Wednesday, February 9, 2011

The Real Silent Hill - Centralia, PA

I came across the name Centralia in a list of strange natural events while stumbling through the internet, and my curiosity was piqued.

Aerial View



If you have never played the video game or seen the film, Silent Hill involves a town shrouded in mist and fog, road blocks closing it off from the rest of the world. The protagonist and his/her child (depending on whether we are talking about the movie or the game) have a car accident near one of the road blocks. When the parent wakes up, the child is gone. With no other option, they are drawn further into a world of monsters, madness and pretty much everything you can imagine in 'Hell on Earth'.

But enough of the fictional Silent Hill. Above is a Google aerial view of Centralia, Pennsylvania. Even from this high up, you can see that something looks wrong. A traditional grid system of roads, but no buildings. 

In 1962, a load of rubbish was piled in a landfill and burned. Nothing wrong with that, after all we still incinerate all sorts of waste today. Just one problem though, the hole in the ground chosen for the bonfire was an abandoned strip mine. See, coal mining was big in Pennsylvania. Unfortunately, no one put two and two together and guessed that it might not be a good idea to risk setting fire to millions of tons of coal running under their town.

Well, the fire department showed up and doused it with water and they thought that was that, but a few days later the pit had erupted in flames again. This time they poured water on it for hours but it was too late, the underground seam had ignited.

Over the next twenty years, fire fighters threw everything they could at the problem. They poured water and ash on it, dug out burning material, dug trenches and backfilled and drilled thousands of holes to monitor the spread of the underground fire. Nothing worked.

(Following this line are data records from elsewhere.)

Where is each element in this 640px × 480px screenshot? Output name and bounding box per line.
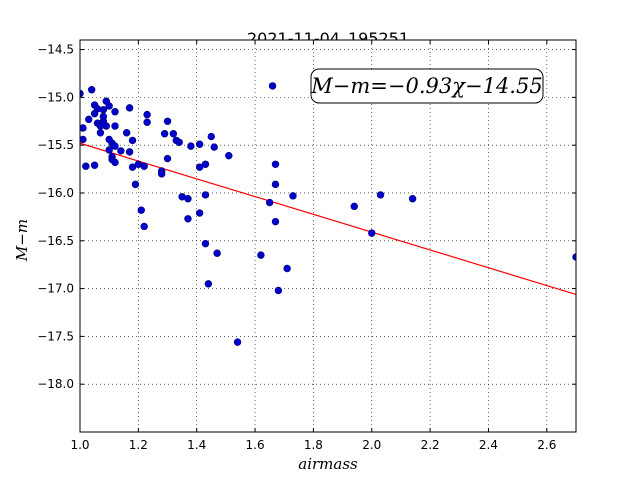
data-point xyxy=(201,160,210,168)
data-point xyxy=(99,112,108,121)
data-point xyxy=(376,191,385,199)
fit-equation: M−m=−0.93χ−14.55 xyxy=(310,74,542,98)
data-point xyxy=(271,180,280,189)
plot-frame xyxy=(79,39,577,433)
data-point xyxy=(80,135,87,144)
y-tick-label: −15.5 xyxy=(37,138,74,152)
x-tick-label: 1.0 xyxy=(70,438,89,452)
data-point xyxy=(204,280,213,288)
y-tick-label: −15.0 xyxy=(37,90,74,104)
data-point xyxy=(80,124,87,132)
data-point xyxy=(160,129,169,138)
data-point xyxy=(201,191,210,199)
data-point xyxy=(90,161,99,169)
data-point xyxy=(105,102,113,110)
data-point xyxy=(163,154,172,163)
data-point xyxy=(125,104,134,112)
data-point xyxy=(268,82,277,90)
y-tick-label: −17.5 xyxy=(37,329,74,343)
data-point xyxy=(195,140,204,148)
data-point xyxy=(143,110,151,119)
data-point xyxy=(265,198,274,207)
data-point xyxy=(140,162,148,170)
data-point xyxy=(143,118,151,126)
data-point xyxy=(80,89,84,98)
data-point xyxy=(271,160,280,168)
y-tick-label: −16.0 xyxy=(37,186,74,200)
data-point xyxy=(187,142,195,150)
data-point xyxy=(87,86,96,94)
data-points xyxy=(80,82,576,346)
fit-annotation: M−m=−0.93χ−14.55 xyxy=(310,68,544,104)
data-point xyxy=(368,229,376,237)
data-point xyxy=(140,222,148,231)
data-point xyxy=(85,115,93,124)
x-tick-label: 1.4 xyxy=(187,438,206,452)
x-tick-label: 1.6 xyxy=(246,438,265,452)
data-point xyxy=(201,239,210,248)
x-tick-label: 1.2 xyxy=(129,438,148,452)
y-tick-label: −14.5 xyxy=(37,43,74,57)
data-point xyxy=(82,162,90,170)
data-point xyxy=(111,142,119,150)
data-point xyxy=(195,163,204,171)
data-point xyxy=(157,170,166,178)
data-point xyxy=(175,138,183,147)
data-point xyxy=(96,129,105,137)
data-point xyxy=(128,136,137,145)
data-point xyxy=(195,209,204,217)
y-tick-label: −16.5 xyxy=(37,234,74,248)
x-tick-labels: 1.0 1.2 1.4 1.6 1.8 2.0 2.2 2.4 2.6 xyxy=(70,438,556,452)
y-axis-label: M−m xyxy=(13,219,31,262)
data-point xyxy=(111,108,119,116)
y-tick-labels: −14.5 −15.0 −15.5 −16.0 −16.5 −17.0 −17.5 −18.0 xyxy=(37,43,74,392)
x-tick-label: 2.0 xyxy=(362,438,381,452)
data-point xyxy=(210,143,218,151)
x-axis-label: airmass xyxy=(298,455,358,473)
data-point xyxy=(233,338,242,346)
data-point xyxy=(257,251,265,259)
data-point xyxy=(289,192,297,200)
data-point xyxy=(102,122,110,130)
data-point xyxy=(117,147,125,155)
data-point xyxy=(184,215,192,223)
annotation-box xyxy=(310,68,544,104)
data-point xyxy=(137,206,145,214)
data-point xyxy=(169,129,178,138)
data-point xyxy=(350,202,358,211)
data-point xyxy=(128,163,137,171)
y-tick-label: −18.0 xyxy=(37,377,74,391)
data-point xyxy=(274,286,283,295)
data-point xyxy=(213,249,221,257)
data-point xyxy=(271,217,280,226)
data-point xyxy=(122,129,131,137)
data-point xyxy=(125,148,134,156)
data-point xyxy=(105,146,113,154)
plot-background xyxy=(80,40,576,432)
x-tick-label: 2.6 xyxy=(537,438,556,452)
data-point xyxy=(283,264,291,273)
x-tick-label: 1.8 xyxy=(304,438,323,452)
y-tick-label: −17.0 xyxy=(37,282,74,296)
data-point xyxy=(225,151,233,160)
data-point xyxy=(111,122,119,130)
data-point xyxy=(111,158,119,167)
data-point xyxy=(408,195,417,203)
data-point xyxy=(207,132,215,141)
x-tick-label: 2.4 xyxy=(479,438,498,452)
data-point xyxy=(163,117,172,125)
data-point xyxy=(99,106,108,114)
data-point xyxy=(184,195,192,203)
data-point xyxy=(131,180,140,189)
x-tick-label: 2.2 xyxy=(421,438,440,452)
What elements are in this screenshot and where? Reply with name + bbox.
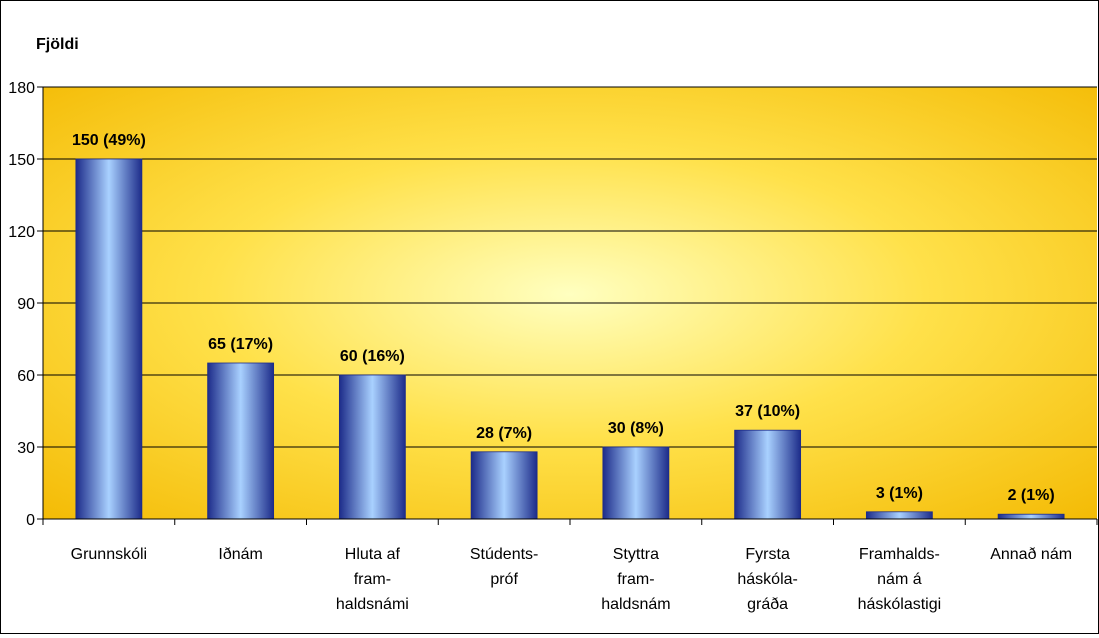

In the 70s, the local gas station owner started to worry about the underground heat and dipped his storage tanks with a thermometer. The petrol stored underground was 180 degrees fahrenheit. 

By the early 80s, the fire covered an area of 200 acres and carbon monoxide levels had risen to dangerous levels. Homes had to be abandoned. A study concluded in 1983 that the fire could burn for another 100 to 250 years (some studies quote 'up to 1,000 years) and might spread to an area of 3,700 acres. The US government started to buy up the now unsafe houses and buildings and relocating residents, although several die hard Centralians refuse to leave.

In 1980, the population of Centralia was over one thousand, in 2010 it was seven.

If ever we needed a reminder of the damage we are capable of inflicting on our planet, here it is. There are concerns that, if the fire keeps spreading, it will one day affect the neighbouring towns in the same way. 

1 comment:

  1. There was a useless AP filler article on my ISP's home page that mentioned Centralia, because why? Because the fire they started 50 years ago happened on Memorial day, the day we remember all the young men we killed in senseless, and illegal wars. So, I did an image search. I wanted to see more pictures than the one they had of the doofus who wrote a disinfo book about it. What a hell hole. And like you were thinking, when I saw all this, I automagically started thinking of the way man in his out of control corporate greed and cheap energy will rape an pillage a planet that also just happens to be the only fuckin' place he has to life. Sometimes it makes me angry. And I want to kick their sicko asses around the block a few times just for starters.